By Kevin Walker, President and CEO, Northwest Area Foundation
Our mission compels us to keep learning, looking, and discovering ways to serve our priority communities.
In May, the board and staff of the Northwest Area Foundation journeyed to the Spokane Indian Reservation in rural Washington and the Coeur d’Alene Tribe in northern Idaho as part of a learning retreat in the Inland Northwest.
During our day in the Spokane Nation, we were invited to visit an earth lodge by a group of high school students who were part of a career-exploration program we helped support.
The kids told us about themselves and their experiences, and they explained what this traditional space we were standing in meant to them. When they finished, one of our board members asked, “Do you have any questions for us?”
One young woman in the group replied, “How did you find us?”
For me, that was the most profound question of the year. How did we get there? Why did we show up, and why were we listening?
The answers to those fundamental questions speak to the heart of our Foundation. We center our work on what we call our priority communities: Native Americans, communities of color, immigrants, refugees, and people in rural areas.
We believe that in our region—and indeed the nation as a whole—those communities face myriad obstacles to thriving on their own terms. We want to be a resource to help them build the future they want for themselves and their families. Toward that goal, we find organizations in our priority communities with a vision of a self-determined future that we can help them achieve.
Here are a few areas where we’re excited about positive change we’ve seen this year.
This hasn’t been an easy year for the people of our priority communities.

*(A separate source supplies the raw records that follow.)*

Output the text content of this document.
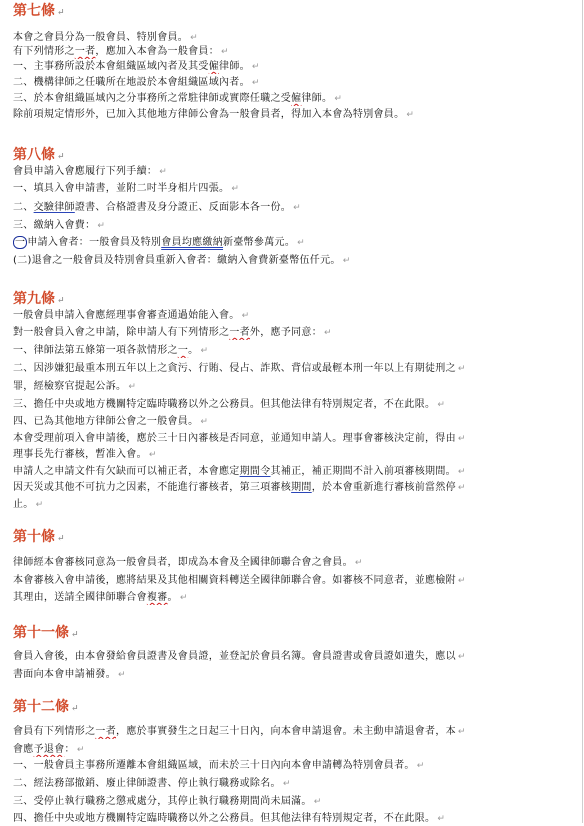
第七條 ↵
本會之會員分為一般會員、特別會員。 ↵
有下列情形之一者，應加入本會為一般會員： ↵
一、主事務所設於本會組織區域內者及其受僱律師。 ↵
二、機構律師之任職所在地設於本會組織區域內者。 ↵
三、於本會組織區域內之分事務所之常駐律師或實際任職之受僱律師。 ↵
除前項規定情形外，已加入其他地方律師公會為一般會員者，得加入本會為特別會員。 ↵
第八條 ↵
會員申請入會應履行下列手續： ↵
一、填具入會申請書，並附二吋半身相片四張。 ↵
二、交驗律師證書、合格證書及身分證正、反面影本各一份。 ↵
三、繳納入會費： ↵
一 申請入會者：一般會員及特別會員均應繳納新臺幣參萬元。 ↵
(二)退會之一般會員及特別會員重新入會者：繳納入會費新臺幣伍仟元。 ↵
第九條 ↵
一般會員申請入會應經理事會審查通過始能入會。 ↵
對一般會員入會之申請，除申請人有下列情形之一者外，應予同意： ↵
一、律師法第五條第一項各款情形之一。 ↵
二、因涉嫌犯最重本刑五年以上之貪污、行賄、侵占、詐欺、背信或最輕本刑一年以上有期徒刑之 ↵
罪，經檢察官提起公訴。 ↵
三、擔任中央或地方機關特定臨時職務以外之公務員。但其他法律有特別規定者，不在此限。 ↵
四、已為其他地方律師公會之一般會員。 ↵
本會受理前項入會申請後，應於三十日內審核是否同意，並通知申請人。理事會審核決定前，得由 ↵
理事長先行審核，暫准入會。 ↵
申請人之申請文件有欠缺而可以補正者，本會應定期間令其補正，補正期間不計入前項審核期間。 ↵
因天災或其他不可抗力之因素，不能進行審核者，第三項審核期間，於本會重新進行審核前當然停 ↵
止。 ↵
第十條 ↵
律師經本會審核同意為一般會員者，即成為本會及全國律師聯合會之會員。 ↵
本會審核入會申請後，應將結果及其他相關資料轉送全國律師聯合會。如審核不同意者，並應檢附 ↵
其理由，送請全國律師聯合會複審。 ↵
第十一條 ↵
會員入會後，由本會發給會員證書及會員證，並登記於會員名簿。會員證書或會員證如遺失，應以 ↵
書面向本會申請補發。 ↵
第十二條 ↵
會員有下列情形之一者，應於事實發生之日起三十日內，向本會申請退會。未主動申請退會者，本 ↵
會應予退會： ↵
一、一般會員主事務所遷離本會組織區域，而未於三十日內向本會申請轉為特別會員者。 ↵
二、經法務部撤銷、廢止律師證書、停止執行職務或除名。 ↵
三、受停止執行職務之懲戒處分，其停止執行職務期間尚未屆滿。 ↵
四、擔任中央或地方機關特定臨時職務以外之公務員。但其他法律有特別規定者，不在此限。 ↵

But day in and day out, their achievements remind us that positive change is possible.
NATIVE CDFIs AND NATIVE-LED GROUPS: We see positive change every day in the groundbreaking work of the Native CDFIs we are honored to support with grants and program-related investments—part of our commitment that 40 percent of our grant dollars will go to Native-led organizations.
IMMIGRANTS: We see positive change in the work of immigrant-serving organizations like the Washington Immigrant Solidarity Network (WAISN). During our May board visit, we heard from two powerful and creative younger leaders of WAISN, Monserrat Padilla and Brenda Rodríguez, who are fighting for the future of their communities in a time of turmoil and trauma.
DIVERSITY, EQUITY, AND INCLUSION (DEI): We see positive change in our peer funders who, like us, are making DEI central to their approach to philanthropy—a long journey we’re proud to have embarked on this year. Even as it begins as an internal process for the Foundation, we know our efforts will bolster our mission in important ways. In addition to my inaugural blog post, you can share our exploration through our DEI blog series, which features valuable insights from Ann Naithani, director of organizational effectiveness and talent development, and John Fetzer, program officer.
MISSION INVESTING: We see positive change in the foundation field’s intensifying interest in mission investing, where funders use not just our grant dollars but also our investment portfolios to drive the changes we wish to see in the world. Program-related investments—an approach we’ve used for more than a decade—are another way we’re fulfilling our mission of advancing economic opportunity in under-resourced communities.